Dateien, die aus anderen Gründen nicht angezeigt werden sollen (z.Bsp. Overlay-Dateien) können mit dem Attribut Hidden (deutsch: versteckt) versehen werden. Das dient einfach der besseren Übersicht, findet aber heute kaum noch Verwendung, da zumeist mit Dienstprogrammen gearbeitet wird, die sich einfach nicht an diese Konventionen halten und stets alle Dateien anzeigen. DOS stellt keine Systemkommandos zum Setzen und Entfernen des System- und Hidden-Attributs zur Verfügung, so daß ohnehin auf Dienstprogramme zurückgegriffen werden müßte.
PC-Tools besitzt im File-Menü den Menüpunkt Attrib, mit dem sehr einfach alle Datei-Attribute sowie Datum und Zeit der letzten Änderung von Dateien gesetzt werden können. In Programmen besteht die Möglichkeit, Dateiattribute über die DOS-Schnittstelle (BDOS-Funktion 43H) abzufragen und zu ändern. Moderne Compiler unterstützen den Zugriff aber auch durch eingene Erweiterungen. Turbo-Pascal beispielsweise stellt dafür die Prozeduren FAttr und SetAttr in der Unit DOS zur Verfügung.

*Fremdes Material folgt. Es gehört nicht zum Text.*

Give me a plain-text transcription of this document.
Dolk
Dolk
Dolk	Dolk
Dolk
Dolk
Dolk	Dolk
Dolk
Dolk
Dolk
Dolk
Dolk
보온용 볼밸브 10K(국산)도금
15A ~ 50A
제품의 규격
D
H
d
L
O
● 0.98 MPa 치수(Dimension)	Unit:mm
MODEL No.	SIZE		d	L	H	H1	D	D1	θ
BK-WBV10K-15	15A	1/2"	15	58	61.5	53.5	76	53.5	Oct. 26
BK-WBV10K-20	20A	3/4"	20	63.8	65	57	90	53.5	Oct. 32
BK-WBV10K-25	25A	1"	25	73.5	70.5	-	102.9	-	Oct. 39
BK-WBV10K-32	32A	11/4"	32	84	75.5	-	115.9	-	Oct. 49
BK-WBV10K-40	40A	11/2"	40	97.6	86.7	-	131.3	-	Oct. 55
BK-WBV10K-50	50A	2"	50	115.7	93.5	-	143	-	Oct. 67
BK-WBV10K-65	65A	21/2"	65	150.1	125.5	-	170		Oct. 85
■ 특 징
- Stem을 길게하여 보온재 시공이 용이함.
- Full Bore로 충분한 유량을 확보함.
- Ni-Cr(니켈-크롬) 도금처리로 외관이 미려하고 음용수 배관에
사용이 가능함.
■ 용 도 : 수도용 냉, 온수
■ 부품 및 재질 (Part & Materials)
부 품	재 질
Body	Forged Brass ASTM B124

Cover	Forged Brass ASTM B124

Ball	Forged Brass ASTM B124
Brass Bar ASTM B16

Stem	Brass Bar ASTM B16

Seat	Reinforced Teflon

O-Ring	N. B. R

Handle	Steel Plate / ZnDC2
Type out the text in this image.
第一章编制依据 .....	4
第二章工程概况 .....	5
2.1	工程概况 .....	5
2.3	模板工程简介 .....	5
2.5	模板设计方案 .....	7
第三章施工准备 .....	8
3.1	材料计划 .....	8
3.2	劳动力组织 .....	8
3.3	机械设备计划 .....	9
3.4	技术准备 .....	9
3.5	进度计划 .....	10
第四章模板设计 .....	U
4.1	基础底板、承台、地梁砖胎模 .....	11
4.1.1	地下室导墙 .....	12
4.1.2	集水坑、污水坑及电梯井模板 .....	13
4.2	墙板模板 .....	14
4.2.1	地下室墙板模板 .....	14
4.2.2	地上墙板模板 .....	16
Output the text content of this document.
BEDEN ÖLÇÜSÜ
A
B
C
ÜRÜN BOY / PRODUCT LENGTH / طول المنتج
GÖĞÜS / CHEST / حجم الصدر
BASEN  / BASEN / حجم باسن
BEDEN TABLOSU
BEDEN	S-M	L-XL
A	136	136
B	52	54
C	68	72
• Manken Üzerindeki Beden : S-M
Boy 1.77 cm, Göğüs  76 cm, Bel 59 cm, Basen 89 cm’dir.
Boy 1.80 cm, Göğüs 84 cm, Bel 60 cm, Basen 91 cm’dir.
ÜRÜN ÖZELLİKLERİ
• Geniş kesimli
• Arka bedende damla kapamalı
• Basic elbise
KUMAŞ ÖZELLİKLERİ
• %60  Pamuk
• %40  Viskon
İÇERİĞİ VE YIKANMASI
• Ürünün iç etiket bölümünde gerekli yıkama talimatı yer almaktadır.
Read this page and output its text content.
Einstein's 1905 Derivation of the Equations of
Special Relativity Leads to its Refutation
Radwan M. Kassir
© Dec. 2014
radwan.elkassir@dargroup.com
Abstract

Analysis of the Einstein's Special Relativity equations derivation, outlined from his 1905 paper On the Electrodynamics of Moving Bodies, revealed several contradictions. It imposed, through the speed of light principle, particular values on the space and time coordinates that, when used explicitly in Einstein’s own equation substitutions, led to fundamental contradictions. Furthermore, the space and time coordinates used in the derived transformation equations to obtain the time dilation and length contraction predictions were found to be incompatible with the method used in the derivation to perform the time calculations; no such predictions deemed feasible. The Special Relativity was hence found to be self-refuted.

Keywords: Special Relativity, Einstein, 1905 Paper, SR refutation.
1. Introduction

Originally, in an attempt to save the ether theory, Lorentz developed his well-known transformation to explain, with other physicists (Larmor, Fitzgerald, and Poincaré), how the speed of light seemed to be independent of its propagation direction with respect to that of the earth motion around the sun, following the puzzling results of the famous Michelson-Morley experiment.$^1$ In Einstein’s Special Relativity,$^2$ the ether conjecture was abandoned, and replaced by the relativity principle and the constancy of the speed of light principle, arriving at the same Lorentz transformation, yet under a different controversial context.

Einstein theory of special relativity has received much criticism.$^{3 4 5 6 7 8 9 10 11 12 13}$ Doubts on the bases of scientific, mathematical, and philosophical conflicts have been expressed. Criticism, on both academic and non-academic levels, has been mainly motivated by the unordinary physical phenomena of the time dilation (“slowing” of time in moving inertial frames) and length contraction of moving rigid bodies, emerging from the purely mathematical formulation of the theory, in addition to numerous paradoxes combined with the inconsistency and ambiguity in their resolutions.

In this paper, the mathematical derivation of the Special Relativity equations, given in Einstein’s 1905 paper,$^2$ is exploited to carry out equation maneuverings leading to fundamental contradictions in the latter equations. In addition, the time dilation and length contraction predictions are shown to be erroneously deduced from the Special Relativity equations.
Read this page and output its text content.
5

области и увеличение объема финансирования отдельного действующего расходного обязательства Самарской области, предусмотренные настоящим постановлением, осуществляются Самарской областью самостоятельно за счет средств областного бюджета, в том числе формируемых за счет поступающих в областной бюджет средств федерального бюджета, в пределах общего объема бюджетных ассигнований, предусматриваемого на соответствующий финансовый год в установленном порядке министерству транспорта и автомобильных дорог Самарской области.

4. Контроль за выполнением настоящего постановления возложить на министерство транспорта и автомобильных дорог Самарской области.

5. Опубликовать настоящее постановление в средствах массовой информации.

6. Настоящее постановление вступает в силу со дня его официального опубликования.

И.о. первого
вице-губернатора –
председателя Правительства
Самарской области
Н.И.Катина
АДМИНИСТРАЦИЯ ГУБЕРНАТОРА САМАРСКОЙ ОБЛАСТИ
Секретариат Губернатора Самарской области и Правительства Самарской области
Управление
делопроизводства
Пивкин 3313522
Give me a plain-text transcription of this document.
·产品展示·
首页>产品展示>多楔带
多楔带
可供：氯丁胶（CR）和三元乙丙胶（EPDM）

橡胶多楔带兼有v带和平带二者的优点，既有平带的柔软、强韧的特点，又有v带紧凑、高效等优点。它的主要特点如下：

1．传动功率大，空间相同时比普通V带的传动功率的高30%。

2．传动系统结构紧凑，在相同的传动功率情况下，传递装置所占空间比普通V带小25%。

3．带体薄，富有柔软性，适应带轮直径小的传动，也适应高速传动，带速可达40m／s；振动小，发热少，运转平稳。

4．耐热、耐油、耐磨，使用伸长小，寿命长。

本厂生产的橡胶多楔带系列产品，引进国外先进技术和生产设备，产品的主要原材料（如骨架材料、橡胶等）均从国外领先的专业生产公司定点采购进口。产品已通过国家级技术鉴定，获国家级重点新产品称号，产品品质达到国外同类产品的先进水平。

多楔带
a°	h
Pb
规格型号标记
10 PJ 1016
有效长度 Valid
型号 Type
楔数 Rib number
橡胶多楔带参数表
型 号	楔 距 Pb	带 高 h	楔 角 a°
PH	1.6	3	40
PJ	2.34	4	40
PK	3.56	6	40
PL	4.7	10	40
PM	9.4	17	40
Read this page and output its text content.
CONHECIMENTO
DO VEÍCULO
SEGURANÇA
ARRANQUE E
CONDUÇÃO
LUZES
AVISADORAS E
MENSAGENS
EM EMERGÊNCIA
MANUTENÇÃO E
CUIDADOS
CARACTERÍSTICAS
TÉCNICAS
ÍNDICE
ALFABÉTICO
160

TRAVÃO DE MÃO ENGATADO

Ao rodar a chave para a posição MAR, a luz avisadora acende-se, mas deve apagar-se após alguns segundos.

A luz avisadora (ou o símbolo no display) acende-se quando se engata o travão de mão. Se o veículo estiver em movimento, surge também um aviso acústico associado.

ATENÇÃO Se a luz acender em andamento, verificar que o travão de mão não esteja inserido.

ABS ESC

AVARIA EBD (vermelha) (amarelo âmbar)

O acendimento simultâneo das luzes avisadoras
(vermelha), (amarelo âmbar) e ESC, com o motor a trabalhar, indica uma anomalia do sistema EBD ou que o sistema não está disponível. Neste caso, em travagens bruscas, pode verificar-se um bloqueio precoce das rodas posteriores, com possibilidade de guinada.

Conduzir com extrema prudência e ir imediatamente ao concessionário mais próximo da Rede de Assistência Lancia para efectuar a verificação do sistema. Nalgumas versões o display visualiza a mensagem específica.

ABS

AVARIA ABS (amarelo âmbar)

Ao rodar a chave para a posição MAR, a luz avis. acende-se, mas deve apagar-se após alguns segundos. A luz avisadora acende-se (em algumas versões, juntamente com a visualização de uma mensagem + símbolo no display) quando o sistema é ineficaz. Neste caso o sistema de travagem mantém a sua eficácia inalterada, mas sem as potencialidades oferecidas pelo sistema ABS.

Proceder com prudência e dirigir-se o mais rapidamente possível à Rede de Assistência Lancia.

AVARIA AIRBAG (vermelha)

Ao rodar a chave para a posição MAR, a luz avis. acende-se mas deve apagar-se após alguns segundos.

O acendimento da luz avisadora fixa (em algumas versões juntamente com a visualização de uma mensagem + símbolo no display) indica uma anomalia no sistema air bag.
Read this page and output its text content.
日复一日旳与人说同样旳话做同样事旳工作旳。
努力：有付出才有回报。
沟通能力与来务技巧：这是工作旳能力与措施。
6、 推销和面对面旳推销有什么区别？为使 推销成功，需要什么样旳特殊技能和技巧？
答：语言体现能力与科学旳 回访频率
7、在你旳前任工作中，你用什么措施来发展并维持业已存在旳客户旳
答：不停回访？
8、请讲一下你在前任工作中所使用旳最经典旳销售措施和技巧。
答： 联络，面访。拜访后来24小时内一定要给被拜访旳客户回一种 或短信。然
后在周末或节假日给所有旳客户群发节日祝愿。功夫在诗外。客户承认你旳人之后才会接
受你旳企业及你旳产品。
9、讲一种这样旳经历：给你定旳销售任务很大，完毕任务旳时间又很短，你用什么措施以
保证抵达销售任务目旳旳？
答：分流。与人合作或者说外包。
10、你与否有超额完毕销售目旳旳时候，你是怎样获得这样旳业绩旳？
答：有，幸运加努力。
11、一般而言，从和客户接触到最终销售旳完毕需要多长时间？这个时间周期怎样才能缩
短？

Bisher nur recht kurz erwähnt wurde das Attribut Archive, das DOS größtenteils selbst verwaltet. Es wird verwendet, um festzustellen, an welchen Dateien Veränderungen vorgenommen wurden. Die Enwickler gingen davon aus, daß alle Dateien regelmäßig gesichert werden. Dabei genügt es, stets nur die Dateien neu zu kopieren, die sich wirklich verändert haben; das Gros der eingesetzten Compiler, Dienst- und Anwendungsprogramme existiert bereits auf Sicherungsdisketten. Deshalb setzt DOS stets beim Speichern einer Datei das Archiv-Attribut, um anzuzeigen, daß diese Datei geändert wurde. Sogar beim kopieren mit COPY geschieht das, obwohl genaugenommen nichts geändert wurde. Die gebräuchlichen Sicherungsprogramme erlauben das Abfragen des Archive-Bits und kopieren dann nur die veränderten Dateien. Blättern Sie dazu bitte noch einmal in den vorderen Seiten unseres Lehrganges (siehe COPY). Der XCOPY-Befehl gestattet es, mit den Schaltern /a und /m, nur die seit dem letzten Sichern geänderten Dateien zu kopieren. Mit /m wird außerdem das Archiv-Attribut wieder zurückgesetzt, was für die nächste Sicherungsaktion von Bedeutung ist. Für den BACKUP-Befehl kann /m in gleicher Weise verwendet werden, der Schalter /a bewirkt hier ab das "Anhängen" an bereits bestehende Sicherungsdateien (BACKUP überschreibt sonst die letzte Sicherungskopie). Sollen nur die geänderten Dateien mit Backup an bereits bestehende Sicherungkopien angehängt werden, so müssen /m und /a verwendet werden.